L’hypothèse qui a présidé à l’examen critique des ouvrages de Chauvet et de quelques-uns de ses articles ne concerne pas l’orientation générale de son projet. Le dialogue soutenu avec les différents courants intellectuels de son temps doit même être salué, je pense. C’est plutôt la manière dont il procède pour penser « le symbolique » qui a été interrogée. Elle a bien sûr ses fécondités propres ; elle fait voir des parentés et saisit bien son temps et ce qui le travaille. Mais cette manière de faire s’accompagne aussi d’un risque que Chauvet ne semble pas ignorer complètement et qui consiste à « en dire à la fois trop et trop peu[88] ». La littérature secondaire l’a montré à sa façon, dans la mesure où Yves Labbé voit chez Chauvet les indices d’un « oubli » de l’herméneutique et de l’ontologie, alors qu’à l’inverse, Roland Sublon lui reproche de vouloir les « sauver ». Dans sa forme, la littérature secondaire est d’ailleurs assez constante, c’est-à-dire qu’on tend à reprocher à Chauvet ses approximations sur tel ou tel point. Pour reprendre le cas de Sublon, celui-ci jette un regard assez sévère sur son recours à la théorie psychanalytique lacanienne.

Assumant une certaine distance herméneutique par rapport aux années structuralistes durant lesquelles Chauvet a élaboré sa théorie du symbolique, le présent article a donc fait le pari qu’une manière possible d’honorer — dans la distance — son travail de défrichage est de ne prendre qu’un seul chemin à la fois, plutôt que de chercher à les prendre tous en même temps. Et il a été montré que si les anthropologues ne sont pas les seuls interlocuteurs de Chauvet, ils semblent bien être des interlocuteurs privilégiés. L’examen de quelques écrits en dehors de Symbole et sacrement l’a rendu manifeste. Car lorsque Chauvet synthétise ses travaux ou lorsqu’il fait le bilan de son parcours, il va à l’essentiel et, chaque fois, ce n’est ni la critique heideggérienne de l’onto-théologie ni la théorie girardienne du sacrifice qui ressortent et qui sont davantage développés, pas plus que la psychanalyse lacanienne ou la théorie linguistique d’Austin, mais bien l’échange symbolique.

À bien y penser, ce n’est peut-être pas tant un hasard si Chauvet a investi ce chemin de pensée. Bien sûr, les pratiques eucharistiques et l’alliance chrétienne sont à distinguer des pratiques de don cérémoniel telles qu’on les trouve dans les sociétés segmentaires. Mais en sont-elles complètement différentes ? Chauvet suggère que les gestes de don qui sont au coeur de l’eucharistie traduisent eux aussi des rapports de reconnaissance, et il montre bien que ces rapports n’ont pas été sans effet dans l’histoire quant au déplacement de la question de Dieu, mais aussi quant aux formes du lien social.

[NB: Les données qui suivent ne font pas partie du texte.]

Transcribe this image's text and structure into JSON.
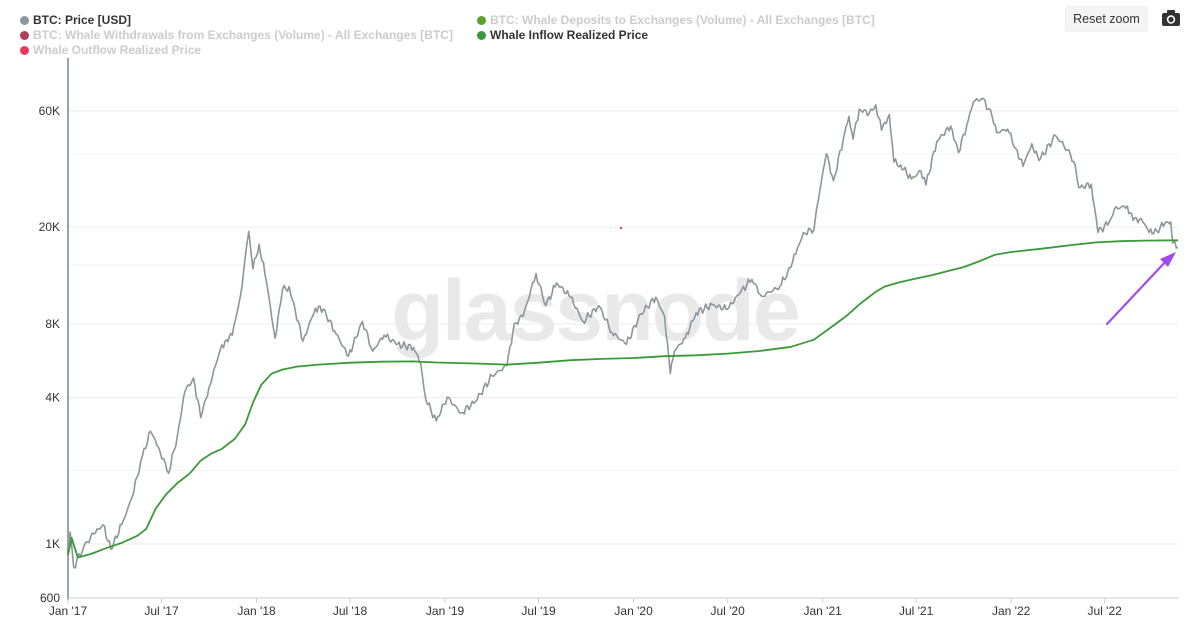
{
  "legend": [
    {
      "label": "BTC: Price [USD]",
      "color": "#8c969c",
      "active": true
    },
    {
      "label": "BTC: Whale Withdrawals from Exchanges (Volume) - All Exchanges [BTC]",
      "color": "#b0405a",
      "active": false
    },
    {
      "label": "Whale Outflow Realized Price",
      "color": "#e8385f",
      "active": false
    },
    {
      "label": "BTC: Whale Deposits to Exchanges (Volume) - All Exchanges [BTC]",
      "color": "#5aa02c",
      "active": false
    },
    {
      "label": "Whale Inflow Realized Price",
      "color": "#3a9a3a",
      "active": true
    }
  ],
  "toolbar": {
    "reset_zoom_label": "Reset zoom",
    "camera_icon": "camera-icon"
  },
  "watermark": "glassnode",
  "annotation": {
    "type": "arrow",
    "color": "#a04bf0",
    "points_to": "Whale Inflow Realized Price"
  },
  "chart_data": {
    "type": "line",
    "y_scale": "log",
    "ylim": [
      600,
      90000
    ],
    "xlim": [
      "2017-01-01",
      "2022-11-20"
    ],
    "y_ticks": [
      {
        "value": 600,
        "label": "600"
      },
      {
        "value": 1000,
        "label": "1K"
      },
      {
        "value": 4000,
        "label": "4K"
      },
      {
        "value": 8000,
        "label": "8K"
      },
      {
        "value": 20000,
        "label": "20K"
      },
      {
        "value": 60000,
        "label": "60K"
      }
    ],
    "x_ticks": [
      {
        "value": "2017-01-01",
        "label": "Jan '17"
      },
      {
        "value": "2017-07-01",
        "label": "Jul '17"
      },
      {
        "value": "2018-01-01",
        "label": "Jan '18"
      },
      {
        "value": "2018-07-01",
        "label": "Jul '18"
      },
      {
        "value": "2019-01-01",
        "label": "Jan '19"
      },
      {
        "value": "2019-07-01",
        "label": "Jul '19"
      },
      {
        "value": "2020-01-01",
        "label": "Jan '20"
      },
      {
        "value": "2020-07-01",
        "label": "Jul '20"
      },
      {
        "value": "2021-01-01",
        "label": "Jan '21"
      },
      {
        "value": "2021-07-01",
        "label": "Jul '21"
      },
      {
        "value": "2022-01-01",
        "label": "Jan '22"
      },
      {
        "value": "2022-07-01",
        "label": "Jul '22"
      }
    ],
    "series": [
      {
        "name": "BTC: Price [USD]",
        "color": "#8c969c",
        "points": [
          [
            "2017-01-01",
            900
          ],
          [
            "2017-01-05",
            1120
          ],
          [
            "2017-01-12",
            800
          ],
          [
            "2017-02-01",
            980
          ],
          [
            "2017-02-20",
            1100
          ],
          [
            "2017-03-10",
            1200
          ],
          [
            "2017-03-25",
            950
          ],
          [
            "2017-04-15",
            1200
          ],
          [
            "2017-05-05",
            1550
          ],
          [
            "2017-05-25",
            2300
          ],
          [
            "2017-06-10",
            2900
          ],
          [
            "2017-06-25",
            2500
          ],
          [
            "2017-07-15",
            1950
          ],
          [
            "2017-08-01",
            2800
          ],
          [
            "2017-08-15",
            4200
          ],
          [
            "2017-09-01",
            4800
          ],
          [
            "2017-09-15",
            3300
          ],
          [
            "2017-10-01",
            4400
          ],
          [
            "2017-10-20",
            6000
          ],
          [
            "2017-11-01",
            6800
          ],
          [
            "2017-11-15",
            7200
          ],
          [
            "2017-12-01",
            10500
          ],
          [
            "2017-12-10",
            15000
          ],
          [
            "2017-12-17",
            19200
          ],
          [
            "2017-12-25",
            13500
          ],
          [
            "2018-01-06",
            17000
          ],
          [
            "2018-01-20",
            12000
          ],
          [
            "2018-02-06",
            7000
          ],
          [
            "2018-02-20",
            11000
          ],
          [
            "2018-03-05",
            11400
          ],
          [
            "2018-04-01",
            6800
          ],
          [
            "2018-04-25",
            9300
          ],
          [
            "2018-05-10",
            9200
          ],
          [
            "2018-06-01",
            7500
          ],
          [
            "2018-06-28",
            5900
          ],
          [
            "2018-07-25",
            8200
          ],
          [
            "2018-08-14",
            6200
          ],
          [
            "2018-09-05",
            7200
          ],
          [
            "2018-10-01",
            6600
          ],
          [
            "2018-11-01",
            6400
          ],
          [
            "2018-11-15",
            5500
          ],
          [
            "2018-11-25",
            3900
          ],
          [
            "2018-12-15",
            3200
          ],
          [
            "2019-01-05",
            4000
          ],
          [
            "2019-02-01",
            3450
          ],
          [
            "2019-03-01",
            3850
          ],
          [
            "2019-04-02",
            4900
          ],
          [
            "2019-05-01",
            5400
          ],
          [
            "2019-05-15",
            8000
          ],
          [
            "2019-06-01",
            8600
          ],
          [
            "2019-06-26",
            12900
          ],
          [
            "2019-07-15",
            9500
          ],
          [
            "2019-08-05",
            11800
          ],
          [
            "2019-09-01",
            10300
          ],
          [
            "2019-09-25",
            8200
          ],
          [
            "2019-10-26",
            9500
          ],
          [
            "2019-11-20",
            7400
          ],
          [
            "2019-12-18",
            6600
          ],
          [
            "2020-01-15",
            8800
          ],
          [
            "2020-02-13",
            10300
          ],
          [
            "2020-03-01",
            8600
          ],
          [
            "2020-03-12",
            5000
          ],
          [
            "2020-03-20",
            6200
          ],
          [
            "2020-04-10",
            7000
          ],
          [
            "2020-05-01",
            8900
          ],
          [
            "2020-06-01",
            9600
          ],
          [
            "2020-07-01",
            9200
          ],
          [
            "2020-07-28",
            11000
          ],
          [
            "2020-08-17",
            12200
          ],
          [
            "2020-09-05",
            10400
          ],
          [
            "2020-10-10",
            11400
          ],
          [
            "2020-10-25",
            13000
          ],
          [
            "2020-11-10",
            15500
          ],
          [
            "2020-11-25",
            19000
          ],
          [
            "2020-12-15",
            19500
          ],
          [
            "2020-12-20",
            23500
          ],
          [
            "2021-01-08",
            40000
          ],
          [
            "2021-01-22",
            31000
          ],
          [
            "2021-02-10",
            46000
          ],
          [
            "2021-02-21",
            57000
          ],
          [
            "2021-03-01",
            46000
          ],
          [
            "2021-03-13",
            61000
          ],
          [
            "2021-04-01",
            58500
          ],
          [
            "2021-04-14",
            63500
          ],
          [
            "2021-04-25",
            50000
          ],
          [
            "2021-05-10",
            58000
          ],
          [
            "2021-05-19",
            37000
          ],
          [
            "2021-06-01",
            36000
          ],
          [
            "2021-06-22",
            31500
          ],
          [
            "2021-07-10",
            34000
          ],
          [
            "2021-07-20",
            29800
          ],
          [
            "2021-08-10",
            45000
          ],
          [
            "2021-09-06",
            52000
          ],
          [
            "2021-09-21",
            40500
          ],
          [
            "2021-10-10",
            55000
          ],
          [
            "2021-10-20",
            65500
          ],
          [
            "2021-11-08",
            67500
          ],
          [
            "2021-11-25",
            57000
          ],
          [
            "2021-12-04",
            49000
          ],
          [
            "2021-12-25",
            50500
          ],
          [
            "2022-01-10",
            42000
          ],
          [
            "2022-01-24",
            35500
          ],
          [
            "2022-02-10",
            44000
          ],
          [
            "2022-02-24",
            37500
          ],
          [
            "2022-03-28",
            47500
          ],
          [
            "2022-04-20",
            41500
          ],
          [
            "2022-05-05",
            36000
          ],
          [
            "2022-05-12",
            29000
          ],
          [
            "2022-06-05",
            30000
          ],
          [
            "2022-06-18",
            19000
          ],
          [
            "2022-07-10",
            21000
          ],
          [
            "2022-07-20",
            23800
          ],
          [
            "2022-08-14",
            24400
          ],
          [
            "2022-08-25",
            21300
          ],
          [
            "2022-09-10",
            21700
          ],
          [
            "2022-09-25",
            19000
          ],
          [
            "2022-10-10",
            19300
          ],
          [
            "2022-10-26",
            20800
          ],
          [
            "2022-11-06",
            21000
          ],
          [
            "2022-11-10",
            17200
          ],
          [
            "2022-11-20",
            16500
          ]
        ]
      },
      {
        "name": "Whale Inflow Realized Price",
        "color": "#3a9a3a",
        "points": [
          [
            "2017-01-01",
            900
          ],
          [
            "2017-01-08",
            1060
          ],
          [
            "2017-01-20",
            880
          ],
          [
            "2017-02-15",
            910
          ],
          [
            "2017-03-15",
            960
          ],
          [
            "2017-04-15",
            1010
          ],
          [
            "2017-05-15",
            1080
          ],
          [
            "2017-06-01",
            1150
          ],
          [
            "2017-06-20",
            1400
          ],
          [
            "2017-07-10",
            1600
          ],
          [
            "2017-08-01",
            1780
          ],
          [
            "2017-08-25",
            1950
          ],
          [
            "2017-09-15",
            2200
          ],
          [
            "2017-10-05",
            2350
          ],
          [
            "2017-10-25",
            2450
          ],
          [
            "2017-11-20",
            2700
          ],
          [
            "2017-12-10",
            3100
          ],
          [
            "2017-12-25",
            3800
          ],
          [
            "2018-01-10",
            4500
          ],
          [
            "2018-01-30",
            5000
          ],
          [
            "2018-02-20",
            5200
          ],
          [
            "2018-03-20",
            5350
          ],
          [
            "2018-05-01",
            5450
          ],
          [
            "2018-07-01",
            5550
          ],
          [
            "2018-09-01",
            5600
          ],
          [
            "2018-11-01",
            5620
          ],
          [
            "2018-12-15",
            5560
          ],
          [
            "2019-03-01",
            5510
          ],
          [
            "2019-05-01",
            5450
          ],
          [
            "2019-07-01",
            5550
          ],
          [
            "2019-09-01",
            5680
          ],
          [
            "2019-11-01",
            5750
          ],
          [
            "2020-01-01",
            5800
          ],
          [
            "2020-03-01",
            5900
          ],
          [
            "2020-05-01",
            5950
          ],
          [
            "2020-07-01",
            6050
          ],
          [
            "2020-09-01",
            6200
          ],
          [
            "2020-11-01",
            6450
          ],
          [
            "2020-12-15",
            6900
          ],
          [
            "2021-01-15",
            7700
          ],
          [
            "2021-02-15",
            8600
          ],
          [
            "2021-03-15",
            9700
          ],
          [
            "2021-04-15",
            10900
          ],
          [
            "2021-05-01",
            11400
          ],
          [
            "2021-06-01",
            11900
          ],
          [
            "2021-07-01",
            12300
          ],
          [
            "2021-08-01",
            12700
          ],
          [
            "2021-09-01",
            13200
          ],
          [
            "2021-10-01",
            13700
          ],
          [
            "2021-11-01",
            14500
          ],
          [
            "2021-12-01",
            15400
          ],
          [
            "2022-01-01",
            15800
          ],
          [
            "2022-03-01",
            16300
          ],
          [
            "2022-05-01",
            16900
          ],
          [
            "2022-06-15",
            17300
          ],
          [
            "2022-08-01",
            17500
          ],
          [
            "2022-09-15",
            17600
          ],
          [
            "2022-11-20",
            17650
          ]
        ]
      }
    ]
  }
}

Plus largement, le parcours de Chauvet ne témoigne-t-il pas de manière éloquente du défi qui se dresse devant tout théologien qui, pour repenser l’alliance chrétienne aujourd’hui, choisit de le faire à partir de la mise en question de l’humain dans les sciences humaines ? Autant il peut être pertinent de travailler un carrefour théorique, autant il peut être fécond à un certain moment, pour continuer d’avance, de choisir un chemin, même si cela implique de renoncer à d’autres chemins.